Anyhow, I'm in Cecil, Ohio.. I see you're in Ohio too :D The motor I found is at a salvage yard in Circleville, just south of columbus, so I may run down there and pick it up.. still debating what the best thing to do is with this thing.

Submariner409
03-28-09, 11:30 AM
32v, not hate.....just calling a spade a spade. I would dearly love to be able to twist another 100 hp out of my 2002, without squeeze or turbo......if the transmission would hold it reliably.

There are pages and pages of CHRFAB work, links, and engine pictures down in Northstar Performance. Been there for years.

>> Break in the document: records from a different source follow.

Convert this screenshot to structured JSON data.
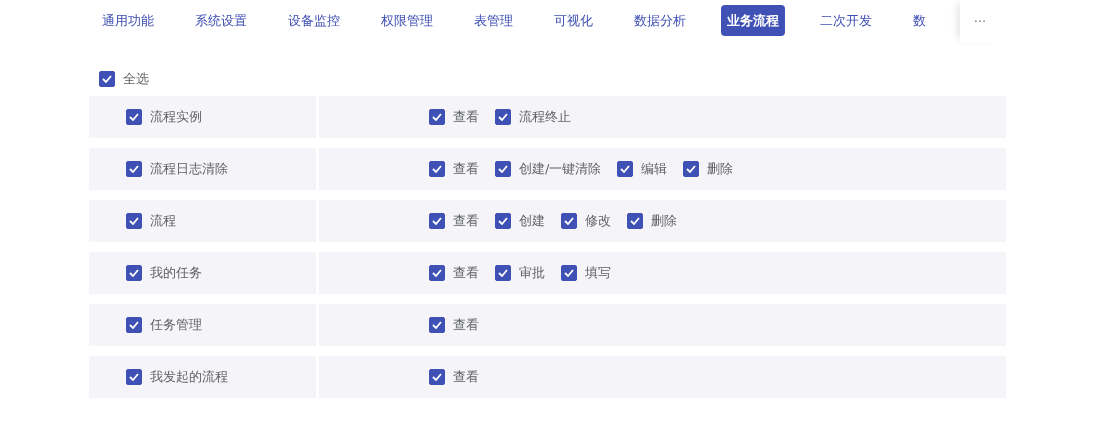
{
  "tabs": [
    {
      "label": "通用功能",
      "selected": false
    },
    {
      "label": "系统设置",
      "selected": false
    },
    {
      "label": "设备监控",
      "selected": false
    },
    {
      "label": "权限管理",
      "selected": false
    },
    {
      "label": "表管理",
      "selected": false
    },
    {
      "label": "可视化",
      "selected": false
    },
    {
      "label": "数据分析",
      "selected": false
    },
    {
      "label": "业务流程",
      "selected": true
    },
    {
      "label": "二次开发",
      "selected": false
    },
    {
      "label": "数",
      "selected": false
    }
  ],
  "tabs_more": "···",
  "select_all": {
    "label": "全选",
    "checked": true
  },
  "groups": [
    {
      "name": "流程实例",
      "checked": true,
      "permissions": [
        {
          "label": "查看",
          "checked": true
        },
        {
          "label": "流程终止",
          "checked": true
        }
      ]
    },
    {
      "name": "流程日志清除",
      "checked": true,
      "permissions": [
        {
          "label": "查看",
          "checked": true
        },
        {
          "label": "创建/一键清除",
          "checked": true
        },
        {
          "label": "编辑",
          "checked": true
        },
        {
          "label": "删除",
          "checked": true
        }
      ]
    },
    {
      "name": "流程",
      "checked": true,
      "permissions": [
        {
          "label": "查看",
          "checked": true
        },
        {
          "label": "创建",
          "checked": true
        },
        {
          "label": "修改",
          "checked": true
        },
        {
          "label": "删除",
          "checked": true
        }
      ]
    },
    {
      "name": "我的任务",
      "checked": true,
      "permissions": [
        {
          "label": "查看",
          "checked": true
        },
        {
          "label": "审批",
          "checked": true
        },
        {
          "label": "填写",
          "checked": true
        }
      ]
    },
    {
      "name": "任务管理",
      "checked": true,
      "permissions": [
        {
          "label": "查看",
          "checked": true
        }
      ]
    },
    {
      "name": "我发起的流程",
      "checked": true,
      "permissions": [
        {
          "label": "查看",
          "checked": true
        }
      ]
    }
  ]
}
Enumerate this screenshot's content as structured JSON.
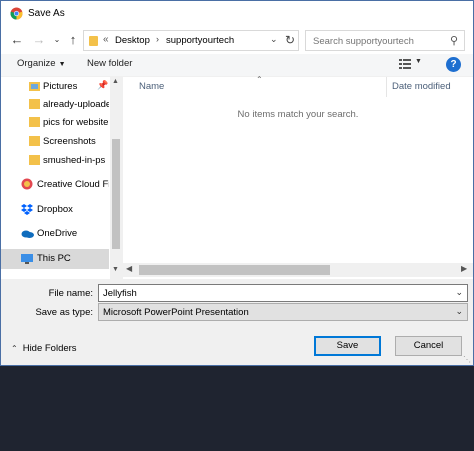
{
  "window": {
    "title": "Save As"
  },
  "nav": {
    "breadcrumb": [
      "Desktop",
      "supportyourtech"
    ],
    "overflow": "«"
  },
  "search": {
    "placeholder": "Search supportyourtech"
  },
  "toolbar": {
    "organize_label": "Organize",
    "new_folder_label": "New folder",
    "help_label": "?"
  },
  "sidebar": {
    "items": [
      {
        "label": "Pictures",
        "icon": "pictures-icon",
        "pinned": true
      },
      {
        "label": "already-uploade",
        "icon": "folder-icon"
      },
      {
        "label": "pics for website",
        "icon": "folder-icon"
      },
      {
        "label": "Screenshots",
        "icon": "folder-icon"
      },
      {
        "label": "smushed-in-ps",
        "icon": "folder-icon"
      },
      {
        "label": "Creative Cloud Fil",
        "icon": "creative-cloud-icon"
      },
      {
        "label": "Dropbox",
        "icon": "dropbox-icon"
      },
      {
        "label": "OneDrive",
        "icon": "onedrive-icon"
      },
      {
        "label": "This PC",
        "icon": "this-pc-icon",
        "selected": true
      }
    ]
  },
  "content": {
    "columns": [
      "Name",
      "Date modified"
    ],
    "empty_message": "No items match your search."
  },
  "form": {
    "file_name_label": "File name:",
    "file_name_value": "Jellyfish",
    "save_type_label": "Save as type:",
    "save_type_value": "Microsoft PowerPoint Presentation"
  },
  "footer": {
    "hide_folders_label": "Hide Folders",
    "save_label": "Save",
    "cancel_label": "Cancel"
  },
  "colors": {
    "accent": "#0078d7",
    "folder": "#f3c14a",
    "help": "#1e6fd0",
    "taskbar": "#1f2430"
  }
}
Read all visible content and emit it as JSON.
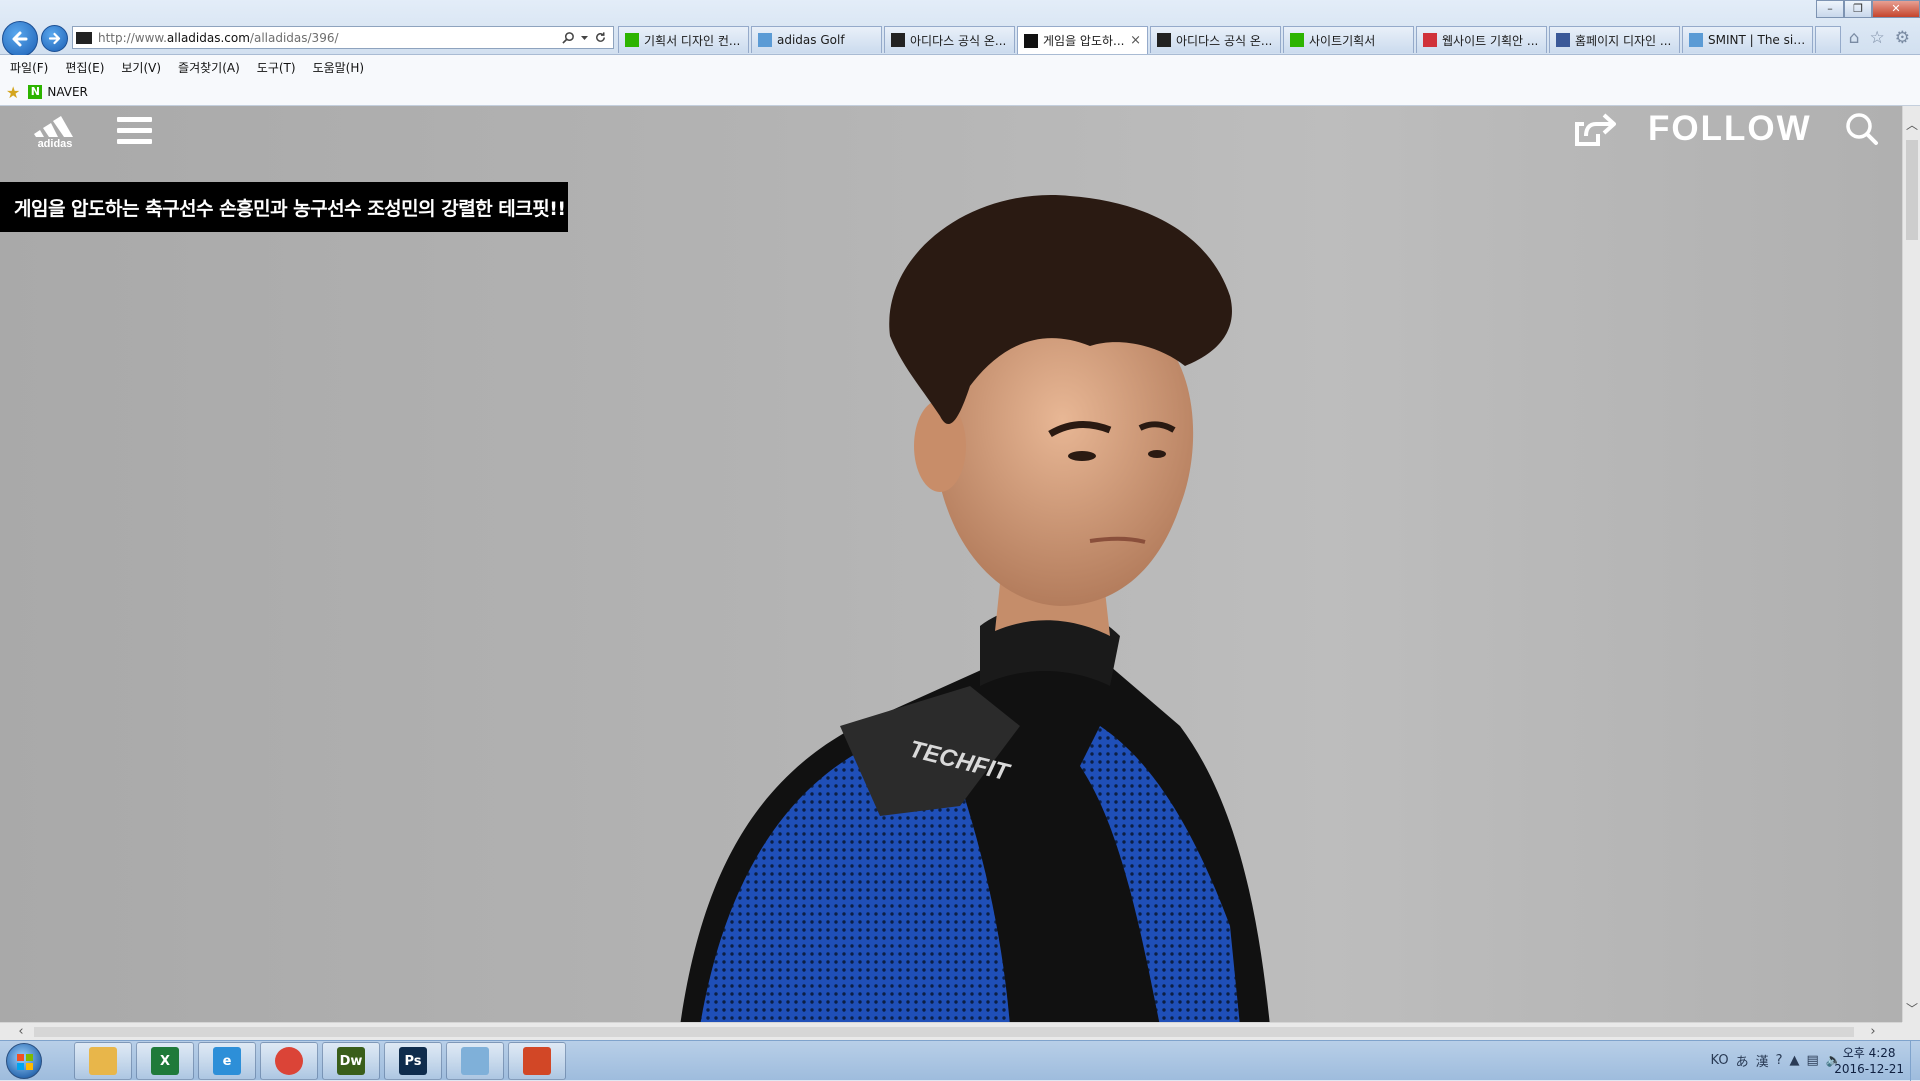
{
  "browser": {
    "address": {
      "prefix": "http://www.",
      "host": "alladidas.com",
      "path": "/alladidas/396/"
    },
    "tabs": [
      {
        "label": "기획서 디자인 컨...",
        "icon": "naver-icon",
        "color": "#2db400",
        "active": false
      },
      {
        "label": "adidas Golf",
        "icon": "ie-page-icon",
        "color": "#5b9bd5",
        "active": false
      },
      {
        "label": "아디다스 공식 온...",
        "icon": "adidas-icon",
        "color": "#222222",
        "active": false
      },
      {
        "label": "게임을 압도하...",
        "icon": "alladidas-icon",
        "color": "#111111",
        "active": true
      },
      {
        "label": "아디다스 공식 온...",
        "icon": "adidas-icon",
        "color": "#222222",
        "active": false
      },
      {
        "label": "사이트기획서",
        "icon": "green-doc-icon",
        "color": "#2db400",
        "active": false
      },
      {
        "label": "웹사이트 기획안 ...",
        "icon": "red-icon",
        "color": "#d0323a",
        "active": false
      },
      {
        "label": "홈페이지 디자인 ...",
        "icon": "facebook-icon",
        "color": "#3b5998",
        "active": false
      },
      {
        "label": "SMINT | The sim...",
        "icon": "ie-page-icon",
        "color": "#5b9bd5",
        "active": false
      }
    ],
    "menu": [
      "파일(F)",
      "편집(E)",
      "보기(V)",
      "즐겨찾기(A)",
      "도구(T)",
      "도움말(H)"
    ],
    "favorites": [
      {
        "label": "NAVER"
      }
    ]
  },
  "page": {
    "follow_label": "FOLLOW",
    "headline": "게임을 압도하는 축구선수 손흥민과 농구선수 조성민의 강렬한 테크핏!!",
    "shirt_text": "TECHFIT"
  },
  "taskbar": {
    "apps": [
      {
        "name": "explorer",
        "label": "",
        "color": "#e8b64a"
      },
      {
        "name": "excel",
        "label": "X",
        "color": "#1f7a3a"
      },
      {
        "name": "internet-explorer",
        "label": "e",
        "color": "#2d8fd8"
      },
      {
        "name": "chrome",
        "label": "",
        "color": "#db4437"
      },
      {
        "name": "dreamweaver",
        "label": "Dw",
        "color": "#3a5e1a"
      },
      {
        "name": "photoshop",
        "label": "Ps",
        "color": "#0f2c4d"
      },
      {
        "name": "notepad",
        "label": "",
        "color": "#7fb0d9"
      },
      {
        "name": "powerpoint",
        "label": "",
        "color": "#d24726"
      }
    ],
    "clock_time": "오후 4:28",
    "clock_date": "2016-12-21"
  }
}
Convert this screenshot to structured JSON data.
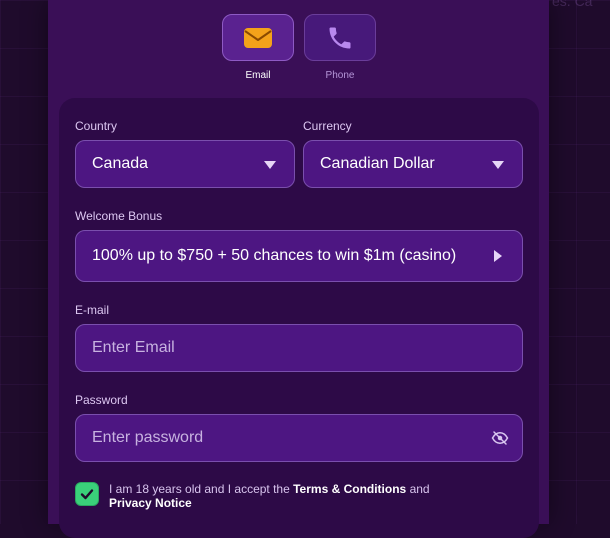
{
  "background_text": "es. Ca",
  "methods": {
    "email_label": "Email",
    "phone_label": "Phone",
    "selected": "email"
  },
  "form": {
    "country": {
      "label": "Country",
      "value": "Canada"
    },
    "currency": {
      "label": "Currency",
      "value": "Canadian Dollar"
    },
    "bonus": {
      "label": "Welcome Bonus",
      "value": "100% up to $750 + 50 chances to win $1m (casino)"
    },
    "email": {
      "label": "E-mail",
      "placeholder": "Enter Email"
    },
    "password": {
      "label": "Password",
      "placeholder": "Enter password"
    },
    "terms": {
      "checked": true,
      "prefix": "I am 18 years old and I accept the ",
      "terms_link": "Terms & Conditions",
      "and": " and ",
      "privacy_link": "Privacy Notice"
    }
  },
  "colors": {
    "modal_bg": "#3a0f57",
    "card_bg": "#2d0a47",
    "field_bg": "#4d1682",
    "accent_check": "#3ad07a",
    "email_icon": "#f4a21a",
    "phone_icon": "#b888ee"
  },
  "icons": {
    "email": "envelope-icon",
    "phone": "phone-icon",
    "password_toggle": "eye-off-icon",
    "dropdown": "chevron-down-icon",
    "bonus": "chevron-right-icon",
    "checkbox": "checkmark-icon"
  }
}
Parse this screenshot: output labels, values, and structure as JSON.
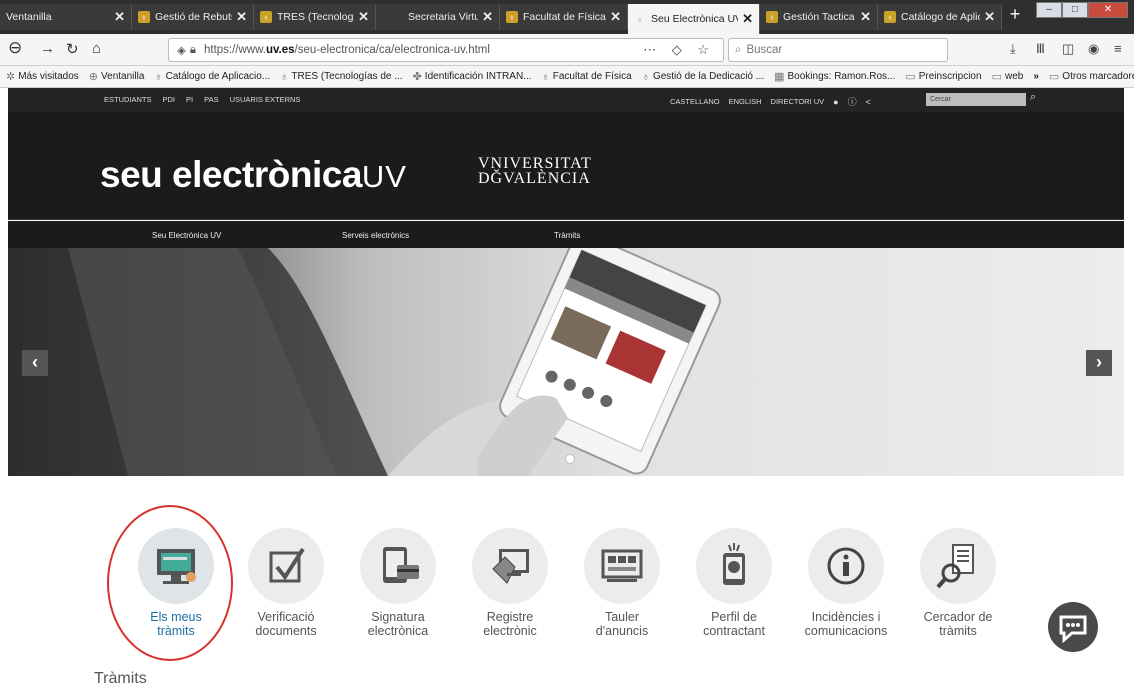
{
  "browser": {
    "tabs": [
      {
        "title": "Ventanilla",
        "favicon": false,
        "active": false
      },
      {
        "title": "Gestió de Rebuts",
        "favicon": true,
        "active": false
      },
      {
        "title": "TRES (Tecnologia…",
        "favicon": true,
        "active": false
      },
      {
        "title": "Secretaria Virtual",
        "favicon": false,
        "active": false
      },
      {
        "title": "Facultat de Física",
        "favicon": true,
        "active": false
      },
      {
        "title": "Seu Electrònica UV",
        "favicon": true,
        "active": true
      },
      {
        "title": "Gestión Tactica",
        "favicon": true,
        "active": false
      },
      {
        "title": "Catálogo de Aplic…",
        "favicon": true,
        "active": false
      }
    ],
    "url_prefix": "https://www.",
    "url_host": "uv.es",
    "url_path": "/seu-electronica/ca/electronica-uv.html",
    "search_placeholder": "Buscar",
    "bookmarks": [
      "Más visitados",
      "Ventanilla",
      "Catálogo de Aplicacio...",
      "TRES (Tecnologías de ...",
      "Identificación INTRAN...",
      "Facultat de Física",
      "Gestió de la Dedicació ...",
      "Bookings: Ramon.Ros...",
      "Preinscripcion",
      "web"
    ],
    "other_bookmarks": "Otros marcadores"
  },
  "site": {
    "top_links_left": [
      "ESTUDIANTS",
      "PDI",
      "PI",
      "PAS",
      "USUARIS EXTERNS"
    ],
    "top_links_right": [
      "CASTELLANO",
      "ENGLISH",
      "DIRECTORI UV"
    ],
    "search_placeholder": "Cercar",
    "logo_main": "seu electrònica",
    "logo_suffix": "UV",
    "univ_line1": "VNIVERSITAT",
    "univ_line2": "DĞVALÈNCIA",
    "menu": [
      "Seu Electrònica UV",
      "Serveis electrònics",
      "Tràmits"
    ],
    "services": [
      {
        "line1": "Els meus",
        "line2": "tràmits",
        "icon": "monitor-icon"
      },
      {
        "line1": "Verificació",
        "line2": "documents",
        "icon": "checkbox-icon"
      },
      {
        "line1": "Signatura",
        "line2": "electrònica",
        "icon": "tablet-card-icon"
      },
      {
        "line1": "Registre",
        "line2": "electrònic",
        "icon": "register-icon"
      },
      {
        "line1": "Tauler",
        "line2": "d'anuncis",
        "icon": "noticeboard-icon"
      },
      {
        "line1": "Perfil de",
        "line2": "contractant",
        "icon": "profile-icon"
      },
      {
        "line1": "Incidències i",
        "line2": "comunicacions",
        "icon": "info-icon"
      },
      {
        "line1": "Cercador de",
        "line2": "tràmits",
        "icon": "search-document-icon"
      }
    ],
    "section_title": "Tràmits"
  }
}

Even CHRFAB does not advertise their specialized engine products for daily driver Northstars.

I have absolutely no doubt whatsoever that someone can build a 500 or even 1,000 HP Northstar, but it will never go in a FWD Seville/Deville/Eldorado package. Hell, it used to be common to build a late 50's Chrysler hemi to 1,800HP for AA Fuel work. You can build anything you want nowadays, but not for your daily driver, which is what this thread is.

Perhaps the solution would be a thread or forum for Northstar engine work reserved for custom cars and rail work. That would separate the engines and make the distinction that "this probably won't work in your Mom's car"!

Nobody's dissing you for rebuilding the engine, and I really wish you all the success in the world, just don't infer that that engine will drop into the majority of cars in the thread. Use Jakes studs........if those liners are +.030 you'll need the clamping pressure to stay constant - no head bolt pulls allowed.